We weren’t aware that the one campground would be the lamest campground ever, until after we arrived. We parked the car and the lot was completely empty. We didn’t see anyone, or any sign of life. Usually that means you will have your pick of a spot. We started walking around the loop where all of the campsites were. 1 – Occupied. 2 – Occupied. 3 – Occupied. 4 – Occupied. 5 – Occupied. 6 – Occupied. 7 Looks nic… – Occupied. 8 – Occupied. 9 – Occupied. 10 – Occupied. 11 – Open, we’ll take it! And that was it; twelve campsites for the entire National Park, twelve campsites and one shared cooking space.

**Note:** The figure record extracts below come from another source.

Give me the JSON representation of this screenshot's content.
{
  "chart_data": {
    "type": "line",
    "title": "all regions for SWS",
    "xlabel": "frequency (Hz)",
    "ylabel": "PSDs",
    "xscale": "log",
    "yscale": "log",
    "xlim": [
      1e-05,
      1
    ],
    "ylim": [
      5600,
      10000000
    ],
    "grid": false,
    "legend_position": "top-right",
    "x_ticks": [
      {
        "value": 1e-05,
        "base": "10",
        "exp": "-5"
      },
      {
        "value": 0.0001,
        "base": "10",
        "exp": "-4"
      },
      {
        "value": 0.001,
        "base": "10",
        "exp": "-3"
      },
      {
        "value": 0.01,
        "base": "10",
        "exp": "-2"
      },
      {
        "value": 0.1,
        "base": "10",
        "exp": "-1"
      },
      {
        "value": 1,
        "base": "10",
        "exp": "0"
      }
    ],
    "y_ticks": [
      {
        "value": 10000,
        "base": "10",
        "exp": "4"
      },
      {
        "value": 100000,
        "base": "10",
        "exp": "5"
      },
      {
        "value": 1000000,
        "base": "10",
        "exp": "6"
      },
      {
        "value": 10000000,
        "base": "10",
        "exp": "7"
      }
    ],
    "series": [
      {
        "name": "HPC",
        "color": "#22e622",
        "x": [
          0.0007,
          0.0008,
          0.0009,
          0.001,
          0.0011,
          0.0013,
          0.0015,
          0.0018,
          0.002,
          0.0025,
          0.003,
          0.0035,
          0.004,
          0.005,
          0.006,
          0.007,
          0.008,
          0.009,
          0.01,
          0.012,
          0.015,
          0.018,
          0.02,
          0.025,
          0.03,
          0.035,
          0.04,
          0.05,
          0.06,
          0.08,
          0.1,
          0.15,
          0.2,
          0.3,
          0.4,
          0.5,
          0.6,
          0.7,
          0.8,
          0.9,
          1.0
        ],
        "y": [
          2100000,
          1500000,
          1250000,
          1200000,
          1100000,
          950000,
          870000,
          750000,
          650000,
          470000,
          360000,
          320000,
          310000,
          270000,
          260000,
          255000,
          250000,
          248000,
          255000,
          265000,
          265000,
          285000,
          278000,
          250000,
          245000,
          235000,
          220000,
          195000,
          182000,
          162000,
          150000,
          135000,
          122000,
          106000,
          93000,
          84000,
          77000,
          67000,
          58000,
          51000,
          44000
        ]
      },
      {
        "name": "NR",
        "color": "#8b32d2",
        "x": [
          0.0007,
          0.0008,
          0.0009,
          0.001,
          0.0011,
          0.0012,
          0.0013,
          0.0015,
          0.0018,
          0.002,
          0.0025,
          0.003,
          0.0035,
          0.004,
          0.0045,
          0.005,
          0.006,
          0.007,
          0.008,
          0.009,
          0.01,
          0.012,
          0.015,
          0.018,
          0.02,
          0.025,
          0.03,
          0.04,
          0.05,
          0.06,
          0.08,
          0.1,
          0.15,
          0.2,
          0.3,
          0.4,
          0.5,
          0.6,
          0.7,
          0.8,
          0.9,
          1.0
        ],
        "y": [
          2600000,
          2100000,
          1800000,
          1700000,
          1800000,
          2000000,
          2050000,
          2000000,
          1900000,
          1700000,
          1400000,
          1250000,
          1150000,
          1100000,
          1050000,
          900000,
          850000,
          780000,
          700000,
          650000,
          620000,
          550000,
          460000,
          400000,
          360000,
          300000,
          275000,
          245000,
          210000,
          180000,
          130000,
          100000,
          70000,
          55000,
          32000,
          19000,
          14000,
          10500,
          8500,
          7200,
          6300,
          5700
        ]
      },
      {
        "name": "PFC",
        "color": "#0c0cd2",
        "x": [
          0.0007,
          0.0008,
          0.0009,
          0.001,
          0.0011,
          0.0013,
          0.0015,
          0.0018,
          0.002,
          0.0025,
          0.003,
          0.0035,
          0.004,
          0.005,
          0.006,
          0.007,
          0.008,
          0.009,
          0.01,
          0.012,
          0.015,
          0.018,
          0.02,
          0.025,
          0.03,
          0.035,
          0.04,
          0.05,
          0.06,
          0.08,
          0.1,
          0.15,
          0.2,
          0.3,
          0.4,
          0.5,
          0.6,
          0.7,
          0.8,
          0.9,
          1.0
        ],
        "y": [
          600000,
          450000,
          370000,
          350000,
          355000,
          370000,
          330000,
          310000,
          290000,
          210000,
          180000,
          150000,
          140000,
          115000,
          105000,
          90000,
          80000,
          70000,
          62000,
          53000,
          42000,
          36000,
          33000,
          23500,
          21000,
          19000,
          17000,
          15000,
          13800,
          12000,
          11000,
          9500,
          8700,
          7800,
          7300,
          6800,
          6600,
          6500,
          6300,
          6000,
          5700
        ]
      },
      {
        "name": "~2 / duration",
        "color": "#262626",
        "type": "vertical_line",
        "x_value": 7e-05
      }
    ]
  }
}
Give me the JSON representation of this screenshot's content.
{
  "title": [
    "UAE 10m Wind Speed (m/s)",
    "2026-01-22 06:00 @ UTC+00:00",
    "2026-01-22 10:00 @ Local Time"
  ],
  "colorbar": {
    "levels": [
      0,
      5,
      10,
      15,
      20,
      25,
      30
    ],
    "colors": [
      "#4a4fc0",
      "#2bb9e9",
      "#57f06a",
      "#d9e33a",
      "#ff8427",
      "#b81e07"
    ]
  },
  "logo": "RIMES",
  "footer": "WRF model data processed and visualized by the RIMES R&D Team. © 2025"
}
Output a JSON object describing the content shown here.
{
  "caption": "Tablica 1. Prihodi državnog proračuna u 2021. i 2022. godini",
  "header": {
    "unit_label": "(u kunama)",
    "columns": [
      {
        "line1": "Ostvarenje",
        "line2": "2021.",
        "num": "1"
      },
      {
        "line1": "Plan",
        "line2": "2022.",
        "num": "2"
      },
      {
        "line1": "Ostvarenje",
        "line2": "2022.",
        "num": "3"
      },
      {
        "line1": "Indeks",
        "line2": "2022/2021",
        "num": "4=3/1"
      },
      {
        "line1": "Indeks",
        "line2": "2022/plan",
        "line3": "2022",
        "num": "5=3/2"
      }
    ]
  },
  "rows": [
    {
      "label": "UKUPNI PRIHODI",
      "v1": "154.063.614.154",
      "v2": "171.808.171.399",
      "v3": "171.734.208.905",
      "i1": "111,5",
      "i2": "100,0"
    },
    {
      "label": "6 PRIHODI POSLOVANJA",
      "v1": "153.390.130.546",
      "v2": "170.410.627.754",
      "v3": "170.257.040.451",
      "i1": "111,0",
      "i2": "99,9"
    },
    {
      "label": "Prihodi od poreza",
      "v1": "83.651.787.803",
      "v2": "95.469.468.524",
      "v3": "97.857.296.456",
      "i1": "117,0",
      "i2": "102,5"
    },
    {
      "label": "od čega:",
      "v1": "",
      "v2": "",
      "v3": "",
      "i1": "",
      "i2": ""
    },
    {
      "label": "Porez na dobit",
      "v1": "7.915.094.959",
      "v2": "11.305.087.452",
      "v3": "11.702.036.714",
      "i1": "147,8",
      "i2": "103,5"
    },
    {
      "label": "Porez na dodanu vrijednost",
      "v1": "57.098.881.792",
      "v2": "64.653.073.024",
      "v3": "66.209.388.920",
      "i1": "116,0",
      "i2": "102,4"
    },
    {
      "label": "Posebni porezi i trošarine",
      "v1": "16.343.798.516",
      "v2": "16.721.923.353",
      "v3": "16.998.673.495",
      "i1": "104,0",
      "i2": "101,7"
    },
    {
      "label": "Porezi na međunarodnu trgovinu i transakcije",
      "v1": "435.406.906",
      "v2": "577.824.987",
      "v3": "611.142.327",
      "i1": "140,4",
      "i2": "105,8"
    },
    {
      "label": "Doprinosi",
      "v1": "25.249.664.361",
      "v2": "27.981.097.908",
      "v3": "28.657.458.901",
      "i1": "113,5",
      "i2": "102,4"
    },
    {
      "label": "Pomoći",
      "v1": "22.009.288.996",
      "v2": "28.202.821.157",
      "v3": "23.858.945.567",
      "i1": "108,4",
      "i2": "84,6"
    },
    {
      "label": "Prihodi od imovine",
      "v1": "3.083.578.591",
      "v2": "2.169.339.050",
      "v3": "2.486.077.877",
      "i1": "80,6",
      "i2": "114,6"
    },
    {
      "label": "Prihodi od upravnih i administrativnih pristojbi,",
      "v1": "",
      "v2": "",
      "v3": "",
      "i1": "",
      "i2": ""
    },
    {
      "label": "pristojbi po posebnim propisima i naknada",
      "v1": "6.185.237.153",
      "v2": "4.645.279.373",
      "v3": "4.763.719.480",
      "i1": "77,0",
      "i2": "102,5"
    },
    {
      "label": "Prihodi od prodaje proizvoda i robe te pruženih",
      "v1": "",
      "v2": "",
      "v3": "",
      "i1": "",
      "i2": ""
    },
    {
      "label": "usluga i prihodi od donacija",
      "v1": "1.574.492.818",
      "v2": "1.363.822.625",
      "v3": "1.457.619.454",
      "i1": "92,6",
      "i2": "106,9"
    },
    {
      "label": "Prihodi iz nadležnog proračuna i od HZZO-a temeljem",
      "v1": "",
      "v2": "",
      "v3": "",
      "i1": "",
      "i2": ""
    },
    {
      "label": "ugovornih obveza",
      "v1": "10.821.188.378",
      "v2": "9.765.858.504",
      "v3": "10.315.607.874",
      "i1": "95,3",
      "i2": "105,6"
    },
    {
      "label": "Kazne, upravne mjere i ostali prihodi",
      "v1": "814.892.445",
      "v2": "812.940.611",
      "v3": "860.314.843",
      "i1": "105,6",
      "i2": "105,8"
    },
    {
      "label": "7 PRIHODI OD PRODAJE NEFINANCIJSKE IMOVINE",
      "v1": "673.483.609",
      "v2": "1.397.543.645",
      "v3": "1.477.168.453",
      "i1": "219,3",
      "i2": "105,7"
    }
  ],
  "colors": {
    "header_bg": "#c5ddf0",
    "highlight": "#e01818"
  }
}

There was nothing notable about the camping. Nothing at all. If anything it was decidedly not worthy of remembering. My only memory is that the ground was full of rocks and it was not easy to get our tent stakes in. One open campsite, and it’s not even suited to stake tents to the ground. There was also only one fire ring for all twelve sites. If all the spots around the campfire were taken you either sat at the picnic tables and got cold, or you retired early for the night.
I was surprised at how little camping was available in the park, it was almost as if they didn’t want people to stay there, it kind of reminded me of Voyageurs in that sense.